Las Naciones Unidas y organizaciones afiliadas como la Organización Internacional del Trabajo y la Organización Mundial de la Salud emiten el Laissez-Passer de las Naciones Unidas, un documento lanzado por primera vez en 1946 que se volvió electrónico en 2012. Existen dos tipos: el azul para miembros regulares y el rojo para miembros de mayor rango. Los portadores del laissez-passer rojo pueden recibir privilegios e inmunidad diplomáticos cuando viajan por asuntos de las Naciones Unidas, incluyendo exenciones de visa en algunos países. A diferencia de otros pasaportes en esta lista, el documento de la ONU no reemplaza el pasaporte nacional sino que lo complementa; ambos deben llevarse juntos en viajes oficiales. El término "laissez-passer" significa literalmente "dejar pasar", una frase que posiblemente se originó después de la Ley de salvoconductos de 1414, cuando el rey Enrique V convirtió en alta traición que una potencia extranjera rompiera la promesa de permitir que alguien viajara libremente.
En los márgenes de este sistema de documentos especiales existen excepciones aún más extraordinarias. La reina Isabel II nunca ha poseído un pasaporte, porque como explica el sitio web oficial de la familia real británica, los pasaportes británicos se emiten a nombre de Su Majestad, por lo que ella no necesita uno. El papa, como soberano de la Ciudad del Vaticano, posee un pasaporte especial de la Santa Sede, aunque el papa Francisco tomó una decisión inusual en 2014 poco después de su elección: renovó su cédula de identidad y pasaporte identificándose simplemente como un ciudadano argentino promedio, sin privilegios especiales. En un mundo de credenciales exclusivas, fue un acto de notable humildad.
Citações Notáveis
Dado que se emite un pasaporte británico a nombre de Su Majestad, no es necesario que la Reina tenga uno— Sitio web oficial de la familia real del Reino Unido
El pasaporte oficial no está diseñado para dar ninguna ventaja al portador— Gobierno de Canadá
A Conversa do Hearth Outra perspectiva sobre a história
¿Por qué existen tantos tipos diferentes de pasaportes? ¿No podría funcionar uno solo para todos?

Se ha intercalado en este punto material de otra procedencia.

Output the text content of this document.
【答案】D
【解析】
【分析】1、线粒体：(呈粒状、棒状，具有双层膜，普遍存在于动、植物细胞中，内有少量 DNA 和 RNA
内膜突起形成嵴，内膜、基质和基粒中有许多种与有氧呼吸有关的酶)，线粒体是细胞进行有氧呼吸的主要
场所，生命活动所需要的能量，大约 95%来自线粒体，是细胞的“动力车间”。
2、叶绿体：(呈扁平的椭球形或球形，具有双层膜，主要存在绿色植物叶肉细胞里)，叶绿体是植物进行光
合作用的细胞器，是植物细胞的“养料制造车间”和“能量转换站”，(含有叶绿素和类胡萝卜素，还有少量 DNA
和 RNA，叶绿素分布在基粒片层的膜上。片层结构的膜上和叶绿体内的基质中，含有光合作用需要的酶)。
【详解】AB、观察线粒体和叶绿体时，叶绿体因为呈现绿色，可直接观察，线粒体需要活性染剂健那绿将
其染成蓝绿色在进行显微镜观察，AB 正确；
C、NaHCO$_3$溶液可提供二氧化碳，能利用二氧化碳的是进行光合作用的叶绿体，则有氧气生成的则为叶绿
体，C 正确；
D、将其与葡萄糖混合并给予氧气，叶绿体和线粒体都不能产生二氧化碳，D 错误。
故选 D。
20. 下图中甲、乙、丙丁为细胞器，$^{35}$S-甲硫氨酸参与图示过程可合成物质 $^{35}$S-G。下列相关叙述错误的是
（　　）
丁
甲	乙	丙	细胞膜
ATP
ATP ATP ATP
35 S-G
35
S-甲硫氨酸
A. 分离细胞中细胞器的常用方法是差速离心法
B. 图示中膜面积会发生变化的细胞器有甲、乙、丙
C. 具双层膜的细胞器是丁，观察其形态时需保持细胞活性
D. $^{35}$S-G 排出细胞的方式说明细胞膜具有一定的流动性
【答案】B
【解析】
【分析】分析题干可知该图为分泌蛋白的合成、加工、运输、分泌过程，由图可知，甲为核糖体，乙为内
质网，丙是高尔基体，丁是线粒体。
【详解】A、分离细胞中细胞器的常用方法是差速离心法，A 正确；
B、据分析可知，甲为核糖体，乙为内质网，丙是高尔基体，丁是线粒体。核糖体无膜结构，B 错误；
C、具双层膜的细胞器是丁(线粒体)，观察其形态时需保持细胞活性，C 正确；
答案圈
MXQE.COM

Porque el viaje internacional no es lo mismo para un turista que para un diplomático persiguiendo un criminal o negociando un tratado. Los documentos reflejan esa realidad: necesitas velocidad y acceso sin obstáculos cuando representas a tu país.
Entonces la inmunidad diplomática es como un escudo legal.
Más o menos, pero no es un escudo contra todo. Protege a los diplomáticos de ser procesados en el país donde trabajan, pero no los exime de responsabilidad ante su propio gobierno. Es un acuerdo entre naciones: respetamos a tus representantes, respeta a los nuestros.
¿Qué pasó con ese funcionario australiano que envió los datos de Obama y Putin por correo?
Fue un error humano puro. Outlook autocompletó mal el campo "Para" del correo. Lo irónico es que el funcionario responsable tuvo su identidad protegida en el comunicado oficial, mientras que los datos de los líderes mundiales quedaron expuestos.
¿Por qué el papa Francisco decidió ser un ciudadano argentino común?
Fue un gesto simbólico. Eligió identificarse sin privilegios especiales, como si dijera: no necesito documentos exclusivos para ser quien soy. Fue una declaración sobre humildad en medio de un sistema construido sobre jerarquías.
¿Cuánta gente realmente tiene estos pasaportes especiales?
Muy poca. Hablamos de diplomáticos, funcionarios de organismos internacionales, algunos militares. Quizás algunos miles en todo el mundo. Son documentos para una élite funcional, no para la mayoría.